Consuming a small amount of protein immediately before or after regular resistance training leads to greater gains in muscle gain and strength, according to a research analysis published in the American Journal of Clinical Nutrition.

Led by Naomi Cermak, Ph.D., of the Maastricht University Medical Centre in the Netherlands, a team of researchers looked at studies on protein supplementation during weeks-long resistance-training programs. Their interest was to see if regular supplementation has the same benefit over time that one-time pre- or post-workout supplementation has been found to confer, namely, greater muscle resynthesis after exercise. Better post-workout resynthesis indicates more of a muscle-building effect from resistance training.

Cermak looked at 22 studies involving a total of 680 subjects.
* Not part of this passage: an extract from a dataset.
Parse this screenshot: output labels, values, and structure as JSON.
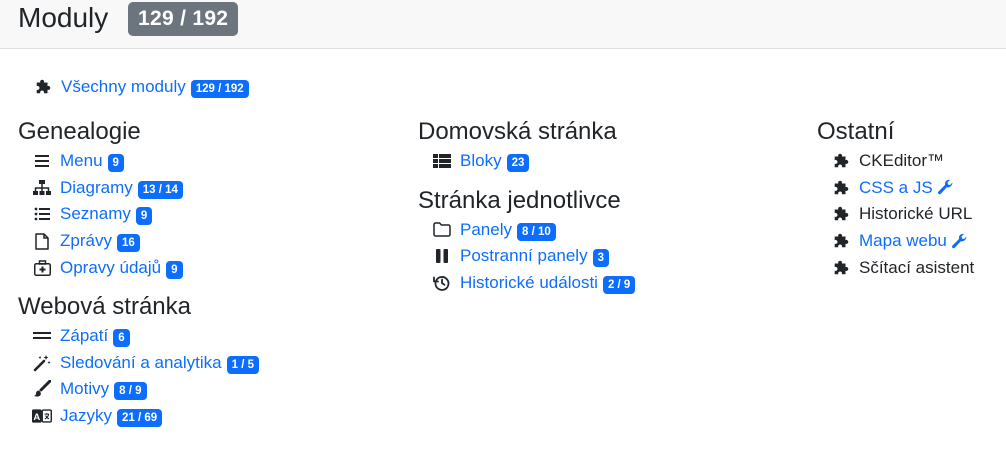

The studies they looked at lasted an average of 12 weeks, with an average of three resistance-training sessions per week. The subjects included young (age 23 or younger) and older (age 50 or older) subjects, and people new to resistance training as well as athletes who regularly did resistance training.

The results overwhelmingly supported protein supplementation. Young subjects had about an extra kilogram increase in fat-free mass over control groups who did the same resistance training but consumed a placebo rather than protein supplement. This was true even though all of the subjects ate more than enough protein in their regular diets to meet basic bodily needs.

The results were perhaps even more striking in older subjects – an average 38 per cent greater increase in fat-free mass and 33 per cent greater increase in one-rep leg-press strength for those in the protein groups compared to the control groups. As Cermak points out, increases in fat-free mass and muscular strength are especially meaningful at ages when people tend to lose muscle mass and, therefore, functional capacity. For older distance runners, maintaining muscle mass is a key part of preserving stride length.

Cermak told Runner’s World that her findings are pertinent to runners who include regular resistance training to supplement their primary activity of running. The average amount of protein consumed on training days in the studies Cermak analysed was 42 grams, or about 710 kilojoules of protein; this included protein eaten during normal meals. Cermak recommends chocolate milk as an easy-to-consume, real-world protein supplement. A cup of low-fat chocolate milk contains about 795 kilojoules and contains 8 grams of protein.